United Bank registered close to seven billion Birr in deposits last year, almost 30pc higher than what it had managed to mobilise during the preceding year. Its President, Melaku Kebede, attributed the growth to the demonetisation policy, curbing cash hoarding, which he sees as a perilous problem in the industry.
"So much so that we had trouble finding safes in the market," he told Fortune.
Despite the gratification by policymakers, regulators and executives, the public has gradually resorted to other means of storing cash, including hoarding practices.
Regulators at the central bank say the cash holding limits that surfaced in mid-August last year were a reflection of their desire to fight cash hoarding, restricting businesses to holding no more than 1.5 million Br in cash. Later, in February, restrictions were tightened. Individuals were limited to withdrawing a maximum of 50,000 Br a day and half a million Birr a month, while businesses were only permitted to one million Birr a month.
Commercial banks had also been lobbying for cash transaction limitations to be imposed, but the policy that came about has left a bitter taste in their mouth.
Other means for digital transactions should have been widely available, and depositors should have been given more time for the strategy to hit its target seamlessly, according to Wosenyeleh, who sees limiting the number of weekly transactions to five as a "seriously flawed" policy.
"It isn't fair to limit depositors on cash transactions and transfers as well," he said.
The central bank grants senior executives of commercial banks the discretion to override these limitations on a "know your customer" basis. Nonetheless, not many were seen coming forward to take advantage of this option.
"Nobody wants to be scrutinised," said Wosenyeleh.
Officials at the central bank seemed contented with the size of deposits mobilised by the banking system. The political establishment has gone further, rejoicing this as a measure of health for the macroeconomy. They are bullish in projecting a macroeconomic growth of eight percent this year, comparable to the pre-COVID era. The IMF thinks otherwise, forecasting no more than two percent in growth.
In real terms, though, inflation and the Birr's relentless depreciation against major currencies spoils the official excitement of a bouncing economy ahead.
The growth in deposit mobilisation is not remarkable, noted Abdulmenan Mohammed, a financial analyst based in London.
The role of loans provided in the growth of net deposits is often overlooked, according to Abdulmenan.
"As loans approved by a certain bank directly go into a saving account belonging to the borrower, deposits are expected to hike," he said.
Zafu Eyesuswork, a veteran in the financial sector, agrees. Having over four decades of experience in the sector, he believes inflationary pressure has driven up the provision of loans, thus increasing deposit mobilisation. He also remarked that the modest growth could not have been possible without the demonetisation.

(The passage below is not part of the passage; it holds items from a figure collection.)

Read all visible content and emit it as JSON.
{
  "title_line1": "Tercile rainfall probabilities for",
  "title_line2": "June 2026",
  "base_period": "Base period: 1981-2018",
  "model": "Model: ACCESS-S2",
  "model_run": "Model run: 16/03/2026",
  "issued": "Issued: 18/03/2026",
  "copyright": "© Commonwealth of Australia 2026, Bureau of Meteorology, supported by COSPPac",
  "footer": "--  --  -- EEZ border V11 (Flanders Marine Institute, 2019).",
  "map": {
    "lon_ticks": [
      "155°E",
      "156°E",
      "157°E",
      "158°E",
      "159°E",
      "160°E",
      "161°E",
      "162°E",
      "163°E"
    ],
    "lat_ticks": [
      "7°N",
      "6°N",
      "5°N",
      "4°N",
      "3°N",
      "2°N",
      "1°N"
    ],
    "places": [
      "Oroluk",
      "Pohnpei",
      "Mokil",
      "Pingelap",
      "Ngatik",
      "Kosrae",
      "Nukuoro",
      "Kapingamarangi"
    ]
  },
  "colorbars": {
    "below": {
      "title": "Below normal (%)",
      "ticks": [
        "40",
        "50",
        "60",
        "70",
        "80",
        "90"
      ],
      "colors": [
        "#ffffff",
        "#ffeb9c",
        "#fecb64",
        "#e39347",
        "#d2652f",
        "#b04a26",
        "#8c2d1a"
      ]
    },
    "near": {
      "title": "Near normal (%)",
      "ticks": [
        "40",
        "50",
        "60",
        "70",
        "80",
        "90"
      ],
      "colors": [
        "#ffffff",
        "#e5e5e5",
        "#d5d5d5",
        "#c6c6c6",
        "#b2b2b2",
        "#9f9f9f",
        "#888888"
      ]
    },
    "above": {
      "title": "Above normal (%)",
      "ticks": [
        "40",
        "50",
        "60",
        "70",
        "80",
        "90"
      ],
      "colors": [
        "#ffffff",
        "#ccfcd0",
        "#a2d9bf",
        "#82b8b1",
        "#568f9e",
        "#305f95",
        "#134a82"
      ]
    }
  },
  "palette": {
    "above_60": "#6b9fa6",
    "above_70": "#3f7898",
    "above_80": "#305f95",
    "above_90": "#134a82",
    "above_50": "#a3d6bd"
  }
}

It appears the banks had no choice but to employ business as usual approaches. Even if all cash currently outside the banking system were to be banked, the increase in deposits in the past year would jump to about 35pc, still unremarkable when accounting for inflation (24pc year-on-year) and growth in GDP.

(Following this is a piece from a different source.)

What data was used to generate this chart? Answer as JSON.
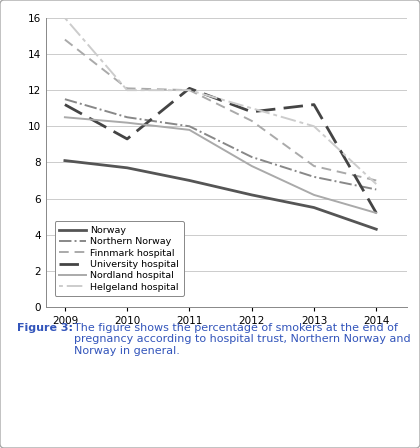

"The source of saving is economic growth," said Abdulmenan. "There could be some savings from abroad, but it may not be significant."
The deposits collected by banks can only show real growth if the economy recovers, according to Rahel Kidane, an investment banking and financial expert with over a decade of experience. Having previously worked at Access Capital, Rahel has published researches on private equity.
"Right now, the world needs stimuli to revive, no restrictions," said Rahel.
She would rather see the central bank encourage depositors, lifting restrictions, including the transaction limit, that are pushing businesspeople like Abel out of the banking system.
For now, the central bank has no plans to make changes to these restrictions. But it hopes the deployment of the national ID system will have a tremendous impact towards ensuring and monitoring the effectiveness of the restrictions, according to Vice Governor Fikadu.
"There is currently no means of controlling how many accounts a depositor can have," Fikadu said.